Никита Львович медленно повернулся к обзорному экрану, где чернота космоса простиралась бесконечно, изредка озаряемая далекими вспышками умирающих кораблей — словно звезды, гаснущие одна за другой. В его голове роились мысли, одна коварнее другой, сплетаясь в причудливый узор возможностей и новых планов. Иван Константинович — сто процентов кость в горле, да. Но что, если эта кость исчезнет? Что, если мальчишка вдруг… перестанет быть проблемой? Что, если трон освободится?

Он подошел к панели, взял скипетр и медленно повертел его в руках, будто взвешивая не только массу золотого жезла, но и тяжесть своих амбиций, свои шансы в этой большой игре. Металлический стержень, увенчанный гордо расправившим крылья золотым орлом, был холодным и тяжелым, как его собственные амбиции, нереализованные и оттого еще более яростные.

Действительно, в глубине души Трубецкой давно лелеял эту мечту — возложить корону на свою голову, превратиться из простого имперского адмирала в государя и самодержца Всероссийского, владыку звезд и планет. Он часто видел этот образ в своих снах: себя на троне в Большом Императорском Дворце на Новой Москве-3, окруженным сенаторами и министрами, склонившими головы перед его величием, беспрекословно выполняющими каждое его желание.

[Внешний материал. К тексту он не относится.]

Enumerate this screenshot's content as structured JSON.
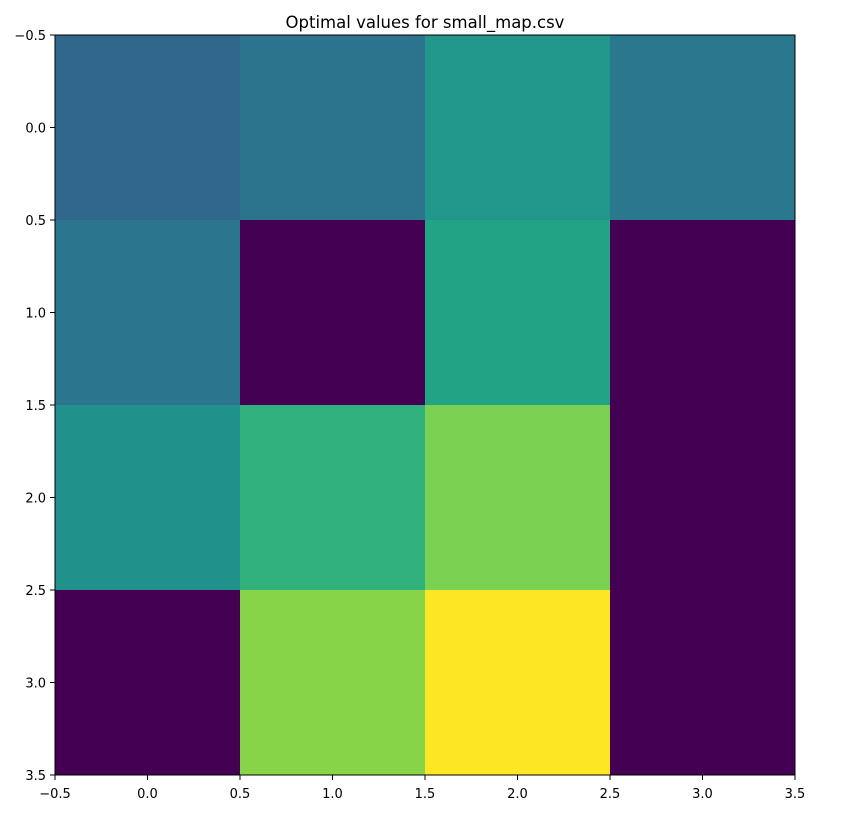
{
  "chart_data": {
    "type": "heatmap",
    "title": "Optimal values for small_map.csv",
    "xlabel": "",
    "ylabel": "",
    "xlim": [
      -0.5,
      3.5
    ],
    "ylim": [
      3.5,
      -0.5
    ],
    "x_ticks": [
      "−0.5",
      "0.0",
      "0.5",
      "1.0",
      "1.5",
      "2.0",
      "2.5",
      "3.0",
      "3.5"
    ],
    "y_ticks": [
      "−0.5",
      "0.0",
      "0.5",
      "1.0",
      "1.5",
      "2.0",
      "2.5",
      "3.0",
      "3.5"
    ],
    "colormap": "viridis",
    "grid": false,
    "values": [
      [
        0.33,
        0.38,
        0.52,
        0.4
      ],
      [
        0.39,
        0.0,
        0.58,
        0.0
      ],
      [
        0.5,
        0.64,
        0.8,
        0.0
      ],
      [
        0.0,
        0.82,
        1.0,
        0.0
      ]
    ]
  }
}
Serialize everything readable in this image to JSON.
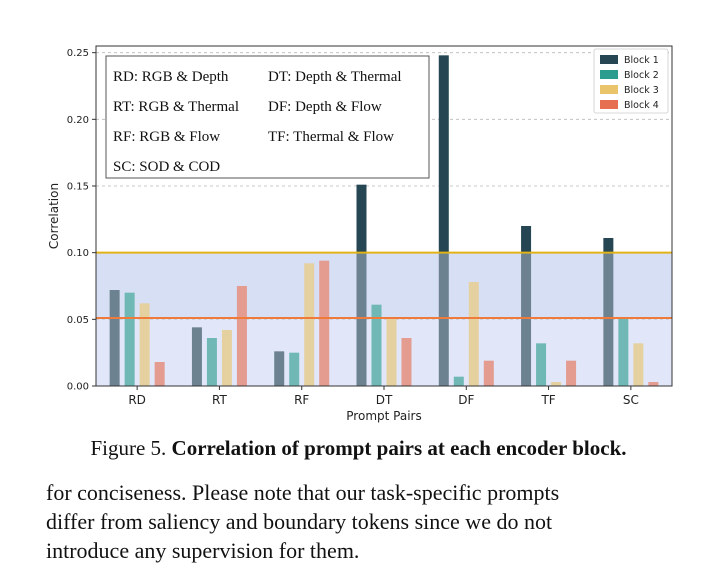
{
  "chart_data": {
    "type": "bar",
    "categories": [
      "RD",
      "RT",
      "RF",
      "DT",
      "DF",
      "TF",
      "SC"
    ],
    "series": [
      {
        "name": "Block 1",
        "color": "#264653",
        "values": [
          0.072,
          0.044,
          0.026,
          0.151,
          0.248,
          0.12,
          0.111
        ]
      },
      {
        "name": "Block 2",
        "color": "#2a9d8f",
        "values": [
          0.07,
          0.036,
          0.025,
          0.061,
          0.007,
          0.032,
          0.051
        ]
      },
      {
        "name": "Block 3",
        "color": "#e9c46a",
        "values": [
          0.062,
          0.042,
          0.092,
          0.051,
          0.078,
          0.003,
          0.032
        ]
      },
      {
        "name": "Block 4",
        "color": "#e76f51",
        "values": [
          0.018,
          0.075,
          0.094,
          0.036,
          0.019,
          0.019,
          0.003
        ]
      }
    ],
    "xlabel": "Prompt Pairs",
    "ylabel": "Correlation",
    "ylim": [
      0,
      0.255
    ],
    "yticks": [
      "0.00",
      "0.05",
      "0.10",
      "0.15",
      "0.20",
      "0.25"
    ],
    "ytick_values": [
      0,
      0.05,
      0.1,
      0.15,
      0.2,
      0.25
    ],
    "grid": "horizontal dashed",
    "legend_position": "top-right",
    "thresholds": [
      {
        "value": 0.1,
        "color": "#e2b317"
      },
      {
        "value": 0.051,
        "color": "#ef7a3a"
      }
    ],
    "bands": [
      {
        "from": 0.0,
        "to": 0.051,
        "color": "#ccd6f5"
      },
      {
        "from": 0.051,
        "to": 0.1,
        "color": "#a9bde9"
      }
    ],
    "annotation_lines": [
      [
        "RD: RGB & Depth",
        "DT: Depth & Thermal"
      ],
      [
        "RT: RGB & Thermal",
        "DF: Depth & Flow"
      ],
      [
        "RF: RGB & Flow",
        "TF: Thermal & Flow"
      ],
      [
        "SC: SOD & COD",
        ""
      ]
    ]
  },
  "caption": {
    "prefix": "Figure 5. ",
    "bold": "Correlation of prompt pairs at each encoder block."
  },
  "body_lines": [
    "for conciseness. Please note that our task-specific prompts",
    "differ from saliency and boundary tokens since we do not",
    "introduce any supervision for them."
  ]
}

Но живой император, пусть и ребенок, по-прежнему стоял у него на пути как непреодолимое препятствие. Хитрюга Васильков увел его, обманул всех, оставив Трубецкого с пустыми побрякушками, словно ребенка с блестящими безделушками. И теперь этот чертов контр-адмирал где-то там, в бескрайних просторах космоса, точно смеется над ним, наслаждаясь его унижением.

— Васильков когда-нибудь допрыгается и заплатит за все свои делишки, — наконец произнес князь Трубецкой, его голос был низким и хриплым, как звук рвущегося металла под давлением. — Он думает, что перехитрил меня, но я найду его. И мальчишку-императора тоже. Найду, чего бы мне это ни стоило.

— И что потом? — Никита Никитич шагнул ближе, тон его голоса по-прежнему оставался насмешливым, почти издевательским, но в глубине его глаз мелькнуло что-то похожее на любопытство и даже одобрение. — Убьешь нашего императора? А после объявишь себя царем? Сенат не примет тебя, отец, и простые колонисты тоже. Ивана любят… Он символ стабильности в хаосе гражданской войны.

— И меня полюбят. А продажный Сенат примет того, у кого сила, — отрезал Трубецкой, положив скипетр обратно на пульт с почти церемониальной осторожностью. — Для начала мы найдем беглецов. А после подумаем, что с ними делать. У меня будет время обдумать все варианты.

Никита Львович надолго замолчал, погрузившись в свои мысли, но в его глазах загорелся холодный расчет, предвестник будущих решений, которые перевернут судьбы звездных систем. Трубецкой-младший внимательно смотрел на отца, пытаясь по мельчайшим движениям его лица, по напряжению мышц, по блеску в глазах понять, насколько далеко тот готов зайти в своих амбициях. Князь мечтал о троне — это было очевидно даже случайному наблюдателю. Но живой император делал эту мечту невозможной, недостижимой. Значит, мальчишка должен исчезнуть. И Васильков, этот новоявленный герой и защитник престола, тоже.

Трубецкой представил, как его эскадра находит «Одинокий», флагман контр-адмирала, и превращает его в облако обломков, медленно дрейфующих в пустоте. Плазменные залпы разрывают корпус, словно бумагу, вспарывают обшивку, выпуская наружу воздух и жизнь. А сам Васильков, бледный и потерянный, падает на колени перед ним, моля о пощаде, которой не будет. А потом настанет черед мальчика. Один выстрел, один короткий миг — и путь к трону будет свободен. Корона ляжет на его голову, тяжелая, но сладкая ноша власти.